In [194]:
import numpy as np 
import pandas as pd 
import matplotlib.pyplot as plt
from sklearn.metrics import mean_absolute_error, mean_squared_error, mean_absolute_percentage_error
from numpy.linalg import inv

Starting with a CSV of data from Drexel's Men's D1 rowing team's erg (rowing machine) score spreadsheets, manually cleaned and put into usable format. The goal is to accurately predict the time a rower should complete a workout in given the variables Height, Class (1-5, e.g. 1st year, 2nd year), Height, Rate (frequency of strokes), Distance, and Time (seconds). This data can then be used to 'grade' a workout depending on percent difference between actual time and predicted time.

In [195]:
df = pd.read_csv('ErgScoreData.csv')
df.head()

Unnamed: 0,Height,Year,Weight,Rate,Distance,Time
0,75,5,186.0,32,2000,375.2
1,77,3,215.4,24,2000,396.8
2,74,1,203.6,32,2000,388.4
3,78,2,200.4,32,6000,1183.2
4,74,2,206.6,32,482,89.92


In [196]:
%%capture
#Example scatterplot code
fig, ax = plt.subplots()
ax.scatter(df['Height'], df['Time'])
ax.set_xlabel('Height')
ax.set_ylabel('Time')
initialChart = fig

Here we have the intial scatterplots of two important variables, weight and height. This will determine the force and leverage a rower can and will apply to each stroke. This is the data before any normalization or cleaning and in a simple scatterplot, so it will look a little "off."

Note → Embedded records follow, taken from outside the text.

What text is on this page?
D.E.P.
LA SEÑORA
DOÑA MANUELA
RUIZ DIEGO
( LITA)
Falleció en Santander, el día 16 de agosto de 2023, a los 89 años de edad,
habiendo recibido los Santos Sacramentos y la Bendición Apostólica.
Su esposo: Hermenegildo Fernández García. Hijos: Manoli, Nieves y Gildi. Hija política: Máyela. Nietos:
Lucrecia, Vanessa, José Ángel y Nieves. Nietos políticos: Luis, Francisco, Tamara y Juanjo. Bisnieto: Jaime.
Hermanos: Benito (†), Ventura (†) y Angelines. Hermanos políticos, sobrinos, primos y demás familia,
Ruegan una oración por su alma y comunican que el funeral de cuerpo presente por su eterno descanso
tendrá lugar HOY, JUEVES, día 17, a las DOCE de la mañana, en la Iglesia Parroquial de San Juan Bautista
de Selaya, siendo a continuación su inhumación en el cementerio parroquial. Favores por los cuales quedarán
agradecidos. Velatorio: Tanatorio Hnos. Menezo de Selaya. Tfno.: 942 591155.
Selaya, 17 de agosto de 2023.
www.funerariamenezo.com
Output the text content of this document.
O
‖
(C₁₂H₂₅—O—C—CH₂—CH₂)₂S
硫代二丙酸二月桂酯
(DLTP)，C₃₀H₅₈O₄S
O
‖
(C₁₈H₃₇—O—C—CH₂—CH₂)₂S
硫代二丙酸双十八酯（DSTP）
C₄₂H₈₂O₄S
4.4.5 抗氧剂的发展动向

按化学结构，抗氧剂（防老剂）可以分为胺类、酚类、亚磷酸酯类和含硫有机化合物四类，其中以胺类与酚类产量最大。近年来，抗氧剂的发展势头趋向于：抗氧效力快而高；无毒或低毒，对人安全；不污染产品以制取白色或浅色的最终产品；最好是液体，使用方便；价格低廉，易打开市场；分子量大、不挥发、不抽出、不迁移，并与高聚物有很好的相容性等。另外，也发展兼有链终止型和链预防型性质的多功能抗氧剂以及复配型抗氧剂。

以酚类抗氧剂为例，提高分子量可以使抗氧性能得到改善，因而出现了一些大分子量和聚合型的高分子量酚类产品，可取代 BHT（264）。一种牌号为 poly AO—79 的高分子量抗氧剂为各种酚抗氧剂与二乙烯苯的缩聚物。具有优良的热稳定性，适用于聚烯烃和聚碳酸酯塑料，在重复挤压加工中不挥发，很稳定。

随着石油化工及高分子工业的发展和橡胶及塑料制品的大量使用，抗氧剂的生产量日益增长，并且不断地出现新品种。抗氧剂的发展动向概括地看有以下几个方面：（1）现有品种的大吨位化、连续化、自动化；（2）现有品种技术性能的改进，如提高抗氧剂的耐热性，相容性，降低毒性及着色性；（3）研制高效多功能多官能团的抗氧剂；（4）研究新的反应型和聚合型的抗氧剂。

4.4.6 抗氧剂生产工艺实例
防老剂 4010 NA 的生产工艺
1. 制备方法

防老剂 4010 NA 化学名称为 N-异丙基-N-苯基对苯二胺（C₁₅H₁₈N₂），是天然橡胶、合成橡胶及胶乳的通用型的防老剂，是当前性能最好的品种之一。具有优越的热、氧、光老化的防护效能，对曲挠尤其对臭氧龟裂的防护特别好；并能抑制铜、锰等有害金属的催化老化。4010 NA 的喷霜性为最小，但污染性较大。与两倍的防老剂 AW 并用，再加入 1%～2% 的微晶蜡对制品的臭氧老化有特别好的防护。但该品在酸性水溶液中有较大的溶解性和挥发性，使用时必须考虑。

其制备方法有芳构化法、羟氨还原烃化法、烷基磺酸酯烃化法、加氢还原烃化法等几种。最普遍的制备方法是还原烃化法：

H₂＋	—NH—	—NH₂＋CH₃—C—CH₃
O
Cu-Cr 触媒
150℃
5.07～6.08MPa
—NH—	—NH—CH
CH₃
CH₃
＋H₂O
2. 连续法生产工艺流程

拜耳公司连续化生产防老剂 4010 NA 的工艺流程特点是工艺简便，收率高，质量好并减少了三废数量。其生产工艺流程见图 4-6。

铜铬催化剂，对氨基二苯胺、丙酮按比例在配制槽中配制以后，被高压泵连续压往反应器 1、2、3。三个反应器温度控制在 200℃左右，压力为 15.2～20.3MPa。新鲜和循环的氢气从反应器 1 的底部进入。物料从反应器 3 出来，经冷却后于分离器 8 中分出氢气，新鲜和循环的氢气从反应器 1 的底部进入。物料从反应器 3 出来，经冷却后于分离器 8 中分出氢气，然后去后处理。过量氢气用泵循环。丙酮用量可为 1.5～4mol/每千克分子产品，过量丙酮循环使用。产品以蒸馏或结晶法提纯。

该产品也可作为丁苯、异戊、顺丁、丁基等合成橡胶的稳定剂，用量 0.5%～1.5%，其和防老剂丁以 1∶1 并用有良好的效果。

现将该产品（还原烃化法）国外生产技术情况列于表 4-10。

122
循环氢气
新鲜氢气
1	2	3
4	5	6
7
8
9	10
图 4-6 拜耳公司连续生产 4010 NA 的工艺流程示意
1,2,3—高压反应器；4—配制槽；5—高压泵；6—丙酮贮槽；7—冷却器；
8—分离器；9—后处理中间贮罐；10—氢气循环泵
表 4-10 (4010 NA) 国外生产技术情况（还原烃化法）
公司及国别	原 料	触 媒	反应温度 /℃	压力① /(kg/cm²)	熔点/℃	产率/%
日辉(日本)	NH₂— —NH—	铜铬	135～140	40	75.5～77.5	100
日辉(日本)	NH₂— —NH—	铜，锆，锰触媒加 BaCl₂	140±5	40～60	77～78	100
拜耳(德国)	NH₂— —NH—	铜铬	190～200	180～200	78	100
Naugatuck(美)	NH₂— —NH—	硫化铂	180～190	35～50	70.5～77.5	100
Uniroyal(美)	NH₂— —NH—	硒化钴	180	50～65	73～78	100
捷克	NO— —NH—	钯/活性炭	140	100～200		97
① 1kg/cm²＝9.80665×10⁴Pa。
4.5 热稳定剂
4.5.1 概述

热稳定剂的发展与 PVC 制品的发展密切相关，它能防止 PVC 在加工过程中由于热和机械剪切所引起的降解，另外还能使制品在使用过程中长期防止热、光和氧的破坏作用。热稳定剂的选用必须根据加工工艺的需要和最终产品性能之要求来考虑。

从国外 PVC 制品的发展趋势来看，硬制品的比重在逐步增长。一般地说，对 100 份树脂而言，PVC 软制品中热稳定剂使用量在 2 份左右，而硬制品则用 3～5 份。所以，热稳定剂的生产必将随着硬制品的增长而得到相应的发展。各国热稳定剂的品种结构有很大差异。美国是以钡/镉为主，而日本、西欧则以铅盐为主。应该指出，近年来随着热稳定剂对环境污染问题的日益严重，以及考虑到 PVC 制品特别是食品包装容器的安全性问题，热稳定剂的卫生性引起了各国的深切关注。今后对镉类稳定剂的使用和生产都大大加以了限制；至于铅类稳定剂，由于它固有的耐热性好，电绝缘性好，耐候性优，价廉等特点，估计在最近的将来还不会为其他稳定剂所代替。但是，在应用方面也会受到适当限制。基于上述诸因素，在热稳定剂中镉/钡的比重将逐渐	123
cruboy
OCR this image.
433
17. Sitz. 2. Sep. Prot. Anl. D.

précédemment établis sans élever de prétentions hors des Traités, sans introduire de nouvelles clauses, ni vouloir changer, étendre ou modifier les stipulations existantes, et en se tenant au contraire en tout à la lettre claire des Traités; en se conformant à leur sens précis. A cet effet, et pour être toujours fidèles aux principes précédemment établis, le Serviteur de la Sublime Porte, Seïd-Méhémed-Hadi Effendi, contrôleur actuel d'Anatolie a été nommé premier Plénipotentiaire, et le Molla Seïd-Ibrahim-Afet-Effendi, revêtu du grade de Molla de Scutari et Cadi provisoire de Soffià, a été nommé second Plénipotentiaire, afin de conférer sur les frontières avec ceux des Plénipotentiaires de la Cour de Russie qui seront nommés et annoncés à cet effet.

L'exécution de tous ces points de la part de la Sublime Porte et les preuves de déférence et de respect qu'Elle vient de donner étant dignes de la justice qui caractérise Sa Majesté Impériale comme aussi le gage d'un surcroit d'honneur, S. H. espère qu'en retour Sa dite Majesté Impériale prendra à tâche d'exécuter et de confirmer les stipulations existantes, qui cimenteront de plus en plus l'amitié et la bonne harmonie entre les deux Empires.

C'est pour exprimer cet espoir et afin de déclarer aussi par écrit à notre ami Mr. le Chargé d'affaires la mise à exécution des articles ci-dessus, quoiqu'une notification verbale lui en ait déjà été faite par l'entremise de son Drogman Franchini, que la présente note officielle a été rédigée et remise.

![image.png](attachment:image.png) ![image-2.png](attachment:image-2.png)

In [197]:
%%capture
#Example code for a binscatterplot
num_bins = 10
bins = np.linspace(df['Height'].min(), df['Height'].max(), num_bins)


df['bin'] = pd.cut(df['Height'], bins=bins, include_lowest=True)
bin_centers = [bin.mid for bin in df['bin'].cat.categories]
bin_means = df.groupby('bin')['Time'].mean()

fig, ax = plt.subplots()
ax.scatter(bin_centers, bin_means, color='blue')  
ax.set_xlabel('Binned Height')
ax.set_ylabel('Average Time')
ax.set_title('Binscatter Plot: Height vs. Time')
plt.show()
df = df.drop('bin', axis = 1)

Here I have created a binscatterplot, this is like a normal scatter plot but instead of plotting every point, the height or distance points are grouped into pieces or "bins". Then the mean of each bin is plotted as a single point. This way you can see the general trend and the chart is more readable. Notice the linearity between height/weight and time?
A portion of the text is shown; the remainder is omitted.